Albert Slaughter River Kwai Half Marathon 1987
- Contributed by
- DisherHarris
- People in story:
- Albert Slaughter
- Location of story:
- River Kwai
- Background to story:
- Army
- Article ID:
- A8679900
- Contributed on:
- 20 January 2006
Albert Slaughter was born in Ashington Northumberland on 17th February 1919. He started work aged just 14 at North Seaton Colliery. At 20 years Albert joined the regular army and reached the rank of Sergeant in the 9th battalion Northumberland Fusiliers. On 15th February 1942, 2 days before his 23rd birthday he was captured by the Japanese following the fall of Singapore.
He was made to work on the docks unloading supply ships, for three months.
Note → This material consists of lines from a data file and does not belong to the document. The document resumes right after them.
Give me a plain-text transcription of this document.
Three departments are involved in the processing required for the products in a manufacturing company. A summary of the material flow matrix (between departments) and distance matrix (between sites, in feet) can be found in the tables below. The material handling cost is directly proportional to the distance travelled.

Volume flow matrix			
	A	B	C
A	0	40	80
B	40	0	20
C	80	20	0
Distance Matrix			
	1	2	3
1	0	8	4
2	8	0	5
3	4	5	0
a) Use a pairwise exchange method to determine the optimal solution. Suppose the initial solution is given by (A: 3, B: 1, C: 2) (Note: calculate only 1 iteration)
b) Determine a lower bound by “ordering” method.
He suffered from dengue fever and after he recovered he was moved up-country to work on the notorious infested jungles, and the living hell of the
Burma —Thailand railway, He was in charge of a forty-man hammer gang working twelve hour shifts. For the last six months of construction the men were forced to work 24 hours on, 24 hours off in order to complete the bridge on time. During this time he suffered three times with malaria, which weakened him considerable. With just small rations of rice, it was a starvation diet for all prisoners
With the completion of railway he was then transported to Japan to work in the copper mines. The treatment he received in the copper mines was far better than the brutal treatment he got on the railway. He found that the guards in Japan were more civilised than their sadistic counterparts in the jungles of Thailand. Albert worked in the mines for fifteen months until the war finally ended in 1945.
Once back in England he went back to being a miner at North Seaton Colliery. This heavy manual work was nothing to the slavery he had endured at the hands of the Japanese.
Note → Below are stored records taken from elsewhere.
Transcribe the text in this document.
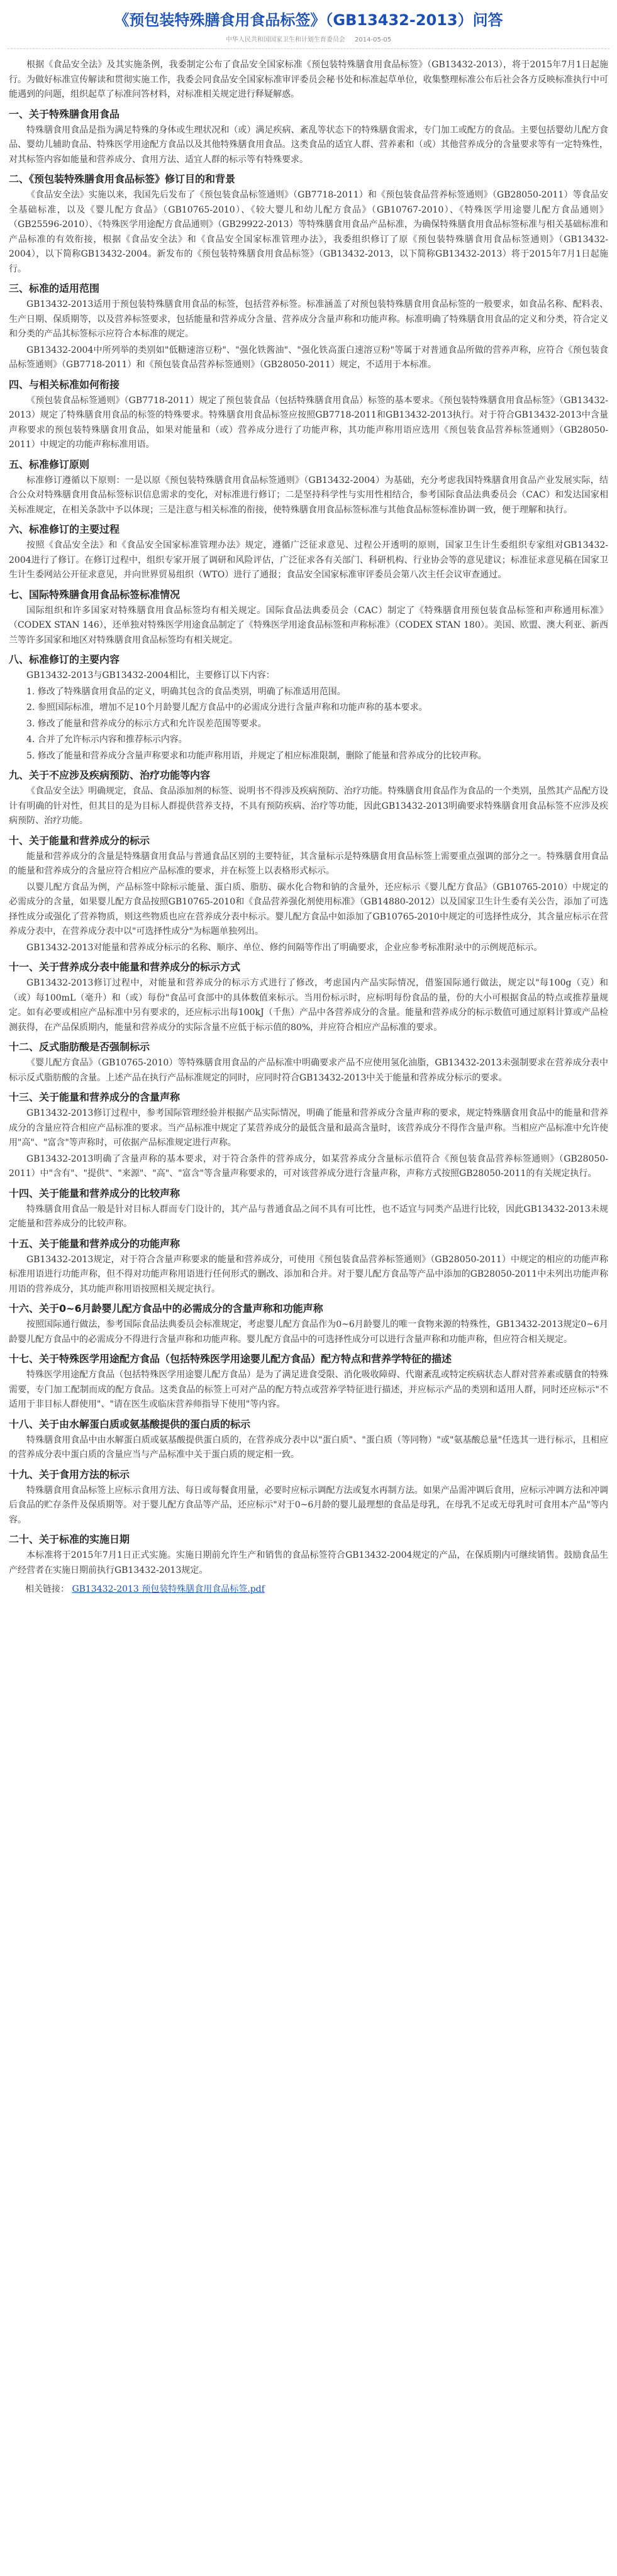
《预包装特殊膳食用食品标签》（GB13432-2013）问答
中华人民共和国国家卫生和计划生育委员会 2014-05-05

根据《食品安全法》及其实施条例，我委制定公布了食品安全国家标准《预包装特殊膳食用食品标签》（GB13432-2013），将于2015年7月1日起施行。为做好标准宣传解读和贯彻实施工作，我委会同食品安全国家标准审评委员会秘书处和标准起草单位，收集整理标准公布后社会各方反映标准执行中可能遇到的问题，组织起草了标准问答材料，对标准相关规定进行释疑解惑。

一、关于特殊膳食用食品

特殊膳食用食品是指为满足特殊的身体或生理状况和（或）满足疾病、紊乱等状态下的特殊膳食需求，专门加工或配方的食品。主要包括婴幼儿配方食品、婴幼儿辅助食品、特殊医学用途配方食品以及其他特殊膳食用食品。这类食品的适宜人群、营养素和（或）其他营养成分的含量要求等有一定特殊性，对其标签内容如能量和营养成分、食用方法、适宜人群的标示等有特殊要求。

二、《预包装特殊膳食用食品标签》修订目的和背景

《食品安全法》实施以来，我国先后发布了《预包装食品标签通则》（GB7718-2011）和《预包装食品营养标签通则》（GB28050-2011）等食品安全基础标准，以及《婴儿配方食品》（GB10765-2010）、《较大婴儿和幼儿配方食品》（GB10767-2010）、《特殊医学用途婴儿配方食品通则》（GB25596-2010）、《特殊医学用途配方食品通则》（GB29922-2013）等特殊膳食用食品产品标准，为确保特殊膳食用食品标签标准与相关基础标准和产品标准的有效衔接，根据《食品安全法》和《食品安全国家标准管理办法》，我委组织修订了原《预包装特殊膳食用食品标签通则》（GB13432-2004），以下简称GB13432-2004。新发布的《预包装特殊膳食用食品标签》（GB13432-2013，以下简称GB13432-2013）将于2015年7月1日起施行。

三、标准的适用范围

GB13432-2013适用于预包装特殊膳食用食品的标签，包括营养标签。标准涵盖了对预包装特殊膳食用食品标签的一般要求，如食品名称、配料表、生产日期、保质期等，以及营养标签要求，包括能量和营养成分含量、营养成分含量声称和功能声称。标准明确了特殊膳食用食品的定义和分类，符合定义和分类的产品其标签标示应符合本标准的规定。

GB13432-2004中所列举的类别如"低糖速溶豆粉"、"强化铁酱油"、"强化铁高蛋白速溶豆粉"等属于对普通食品所做的营养声称，应符合《预包装食品标签通则》（GB7718-2011）和《预包装食品营养标签通则》（GB28050-2011）规定，不适用于本标准。

四、与相关标准如何衔接

《预包装食品标签通则》（GB7718-2011）规定了预包装食品（包括特殊膳食用食品）标签的基本要求。《预包装特殊膳食用食品标签》（GB13432-2013）规定了特殊膳食用食品的标签的特殊要求。特殊膳食用食品标签应按照GB7718-2011和GB13432-2013执行。对于符合GB13432-2013中含量声称要求的预包装特殊膳食用食品，如果对能量和（或）营养成分进行了功能声称，其功能声称用语应选用《预包装食品营养标签通则》（GB28050-2011）中规定的功能声称标准用语。

五、标准修订原则

标准修订遵循以下原则：一是以原《预包装特殊膳食用食品标签通则》（GB13432-2004）为基础，充分考虑我国特殊膳食用食品产业发展实际，结合公众对特殊膳食用食品标签标识信息需求的变化，对标准进行修订；二是坚持科学性与实用性相结合，参考国际食品法典委员会（CAC）和发达国家相关标准规定，在相关条款中予以体现；三是注意与相关标准的衔接，使特殊膳食用食品标签标准与其他食品标签标准协调一致，便于理解和执行。

六、标准修订的主要过程

按照《食品安全法》和《食品安全国家标准管理办法》规定，遵循广泛征求意见、过程公开透明的原则，国家卫生计生委组织专家组对GB13432-2004进行了修订。在修订过程中，组织专家开展了调研和风险评估，广泛征求各有关部门、科研机构、行业协会等的意见建议；标准征求意见稿在国家卫生计生委网站公开征求意见，并向世界贸易组织（WTO）进行了通报；食品安全国家标准审评委员会第八次主任会议审查通过。

七、国际特殊膳食用食品标签标准情况

国际组织和许多国家对特殊膳食用食品标签均有相关规定。国际食品法典委员会（CAC）制定了《特殊膳食用预包装食品标签和声称通用标准》（CODEX STAN 146），还单独对特殊医学用途食品制定了《特殊医学用途食品标签和声称标准》（CODEX STAN 180）。美国、欧盟、澳大利亚、新西兰等许多国家和地区对特殊膳食用食品标签均有相关规定。

八、标准修订的主要内容

GB13432-2013与GB13432-2004相比，主要修订以下内容：

1. 修改了特殊膳食用食品的定义，明确其包含的食品类别，明确了标准适用范围。

2. 参照国际标准，增加不足10个月龄婴儿配方食品中的必需成分进行含量声称和功能声称的基本要求。

3. 修改了能量和营养成分的标示方式和允许误差范围等要求。

4. 合并了允许标示内容和推荐标示内容。

5. 修改了能量和营养成分含量声称要求和功能声称用语，并规定了相应标准限制，删除了能量和营养成分的比较声称。

九、关于不应涉及疾病预防、治疗功能等内容

《食品安全法》明确规定，食品、食品添加剂的标签、说明书不得涉及疾病预防、治疗功能。特殊膳食用食品作为食品的一个类别，虽然其产品配方设计有明确的针对性，但其目的是为目标人群提供营养支持，不具有预防疾病、治疗等功能，因此GB13432-2013明确要求特殊膳食用食品标签不应涉及疾病预防、治疗功能。

十、关于能量和营养成分的标示

能量和营养成分的含量是特殊膳食用食品与普通食品区别的主要特征，其含量标示是特殊膳食用食品标签上需要重点强调的部分之一。特殊膳食用食品的能量和营养成分的含量应符合相应产品标准的要求，并在标签上以表格形式标示。

以婴儿配方食品为例，产品标签中除标示能量、蛋白质、脂肪、碳水化合物和钠的含量外，还应标示《婴儿配方食品》（GB10765-2010）中规定的必需成分的含量，如果婴儿配方食品按照GB10765-2010和《食品营养强化剂使用标准》（GB14880-2012）以及国家卫生计生委有关公告，添加了可选择性成分或强化了营养物质，则这些物质也应在营养成分表中标示。婴儿配方食品中如添加了GB10765-2010中规定的可选择性成分，其含量应标示在营养成分表中，在营养成分表中以"可选择性成分"为标题单独列出。

GB13432-2013对能量和营养成分标示的名称、顺序、单位、修约间隔等作出了明确要求，企业应参考标准附录中的示例规范标示。

十一、关于营养成分表中能量和营养成分的标示方式

GB13432-2013修订过程中，对能量和营养成分的标示方式进行了修改，考虑国内产品实际情况，借鉴国际通行做法，规定以"每100g（克）和（或）每100mL（毫升）和（或）每份"食品可食部中的具体数值来标示。当用份标示时，应标明每份食品的量，份的大小可根据食品的特点或推荐量规定。如有必要或相应产品标准中另有要求的，还应标示出每100kJ（千焦）产品中各营养成分的含量。能量和营养成分的标示数值可通过原料计算或产品检测获得，在产品保质期内，能量和营养成分的实际含量不应低于标示值的80%，并应符合相应产品标准的要求。

十二、反式脂肪酸是否强制标示

《婴儿配方食品》（GB10765-2010）等特殊膳食用食品的产品标准中明确要求产品不应使用氢化油脂，GB13432-2013未强制要求在营养成分表中标示反式脂肪酸的含量。上述产品在执行产品标准规定的同时，应同时符合GB13432-2013中关于能量和营养成分标示的要求。

十三、关于能量和营养成分的含量声称

GB13432-2013修订过程中，参考国际管理经验并根据产品实际情况，明确了能量和营养成分含量声称的要求，规定特殊膳食用食品中的能量和营养成分的含量应符合相应产品标准的要求。当产品标准中规定了某营养成分的最低含量和最高含量时，该营养成分不得作含量声称。当相应产品标准中允许使用"高"、"富含"等声称时，可依据产品标准规定进行声称。

GB13432-2013明确了含量声称的基本要求，对于符合条件的营养成分，如某营养成分含量标示值符合《预包装食品营养标签通则》（GB28050-2011）中"含有"、"提供"、"来源"、"高"、"富含"等含量声称要求的，可对该营养成分进行含量声称，声称方式按照GB28050-2011的有关规定执行。

十四、关于能量和营养成分的比较声称

特殊膳食用食品一般是针对目标人群而专门设计的，其产品与普通食品之间不具有可比性，也不适宜与同类产品进行比较，因此GB13432-2013未规定能量和营养成分的比较声称。

十五、关于能量和营养成分的功能声称

GB13432-2013规定，对于符合含量声称要求的能量和营养成分，可使用《预包装食品营养标签通则》（GB28050-2011）中规定的相应的功能声称标准用语进行功能声称，但不得对功能声称用语进行任何形式的删改、添加和合并。对于婴儿配方食品等产品中添加的GB28050-2011中未列出功能声称用语的营养成分，其功能声称用语按照相关规定执行。

十六、关于0~6月龄婴儿配方食品中的必需成分的含量声称和功能声称

按照国际通行做法，参考国际食品法典委员会标准规定，考虑婴儿配方食品作为0~6月龄婴儿的唯一食物来源的特殊性，GB13432-2013规定0~6月龄婴儿配方食品中的必需成分不得进行含量声称和功能声称。婴儿配方食品中的可选择性成分可以进行含量声称和功能声称，但应符合相关规定。

十七、关于特殊医学用途配方食品（包括特殊医学用途婴儿配方食品）配方特点和营养学特征的描述

特殊医学用途配方食品（包括特殊医学用途婴儿配方食品）是为了满足进食受限、消化吸收障碍、代谢紊乱或特定疾病状态人群对营养素或膳食的特殊需要，专门加工配制而成的配方食品。这类食品的标签上可对产品的配方特点或营养学特征进行描述，并应标示产品的类别和适用人群，同时还应标示"不适用于非目标人群使用"、"请在医生或临床营养师指导下使用"等内容。

十八、关于由水解蛋白质或氨基酸提供的蛋白质的标示

特殊膳食用食品中由水解蛋白质或氨基酸提供蛋白质的，在营养成分表中以"蛋白质"、"蛋白质（等同物）"或"氨基酸总量"任选其一进行标示，且相应的营养成分表中蛋白质的含量应当与产品标准中关于蛋白质的规定相一致。

十九、关于食用方法的标示

特殊膳食用食品标签上应标示食用方法、每日或每餐食用量，必要时应标示调配方法或复水再制方法。如果产品需冲调后食用，应标示冲调方法和冲调后食品的贮存条件及保质期等。对于婴儿配方食品等产品，还应标示"对于0~6月龄的婴儿最理想的食品是母乳，在母乳不足或无母乳时可食用本产品"等内容。

二十、关于标准的实施日期

本标准将于2015年7月1日正式实施。实施日期前允许生产和销售的食品标签符合GB13432-2004规定的产品，在保质期内可继续销售。鼓励食品生产经营者在实施日期前执行GB13432-2013规定。

相关链接： GB13432-2013 预包装特殊膳食用食品标签.pdf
In 1946 he married Joan Porthouse a local farmers daughter, who he knew before he joined the army in 1939.
Albert left the mines in 1955 and acquired a three and half acre smallholding, where he kept poultry and other livestock. To supplement this, he bought a horse and cart to haul sea coal from a local beach, where mine waste was being dumped from Lynemouth Colliery.
He took up playing squash and jogging, winning many trophies. He became very fit and ran his first half marathon from Morpeth to Newcastle in 1979. Albert has now completed over 300 races, one half marathon in Thailand, 20 Great North Runs, the last at the age of 86 years old.
He gave up working his smallholding when he was 80 years, then past it on to his son David.
Albert has always done his best. He endured his share of beatings from the Japanese and he has forgiven them. However Albert will never be able to forget the loss of his fellow comrades.